American commanders were determined to stop them. With control of the country wrested from the Taliban, the full wrath of American military power turned toward the sprawling Tora Bora fortress in the eastern ridges of Afghanistan. Al-Qaeda fighters still huddling inside their caves have little chance of getting out alive. For the first time last week, forces loyal to three U.S.-backed bounty hunters clambered into the mountains to stage assaults on al-Qaeda redoubts, while as many as 40 U.S. commandos called in B-52-delivered bombs and precision-guided missiles.

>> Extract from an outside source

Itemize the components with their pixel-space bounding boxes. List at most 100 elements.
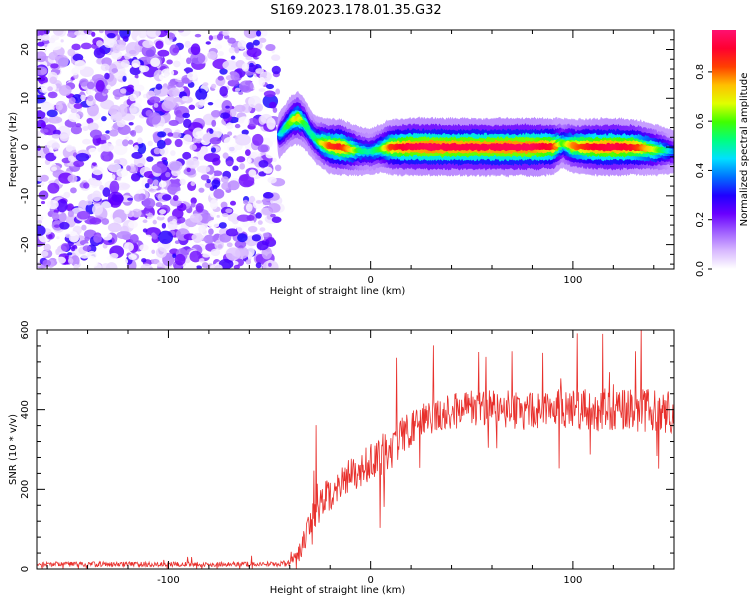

Afghan soldiers claimed that a U.S. raid early last week may have killed al-Qaeda's strategic mastermind, Ayman al-Zawahiri, and its financial adviser, Ali Mahmood. The wife and children of al-Zawahiri were confirmed dead. The Afghan fighters slowly widened their forays, capturing low-elevation hollows used by al-Qaeda to store ammunition. The Pentagon said the proxy forces last week drove some of the 1,500 al-Qaeda troops higher into the Khyber Pass, forcing them to break into smaller units that U.S. bombers could then pick off.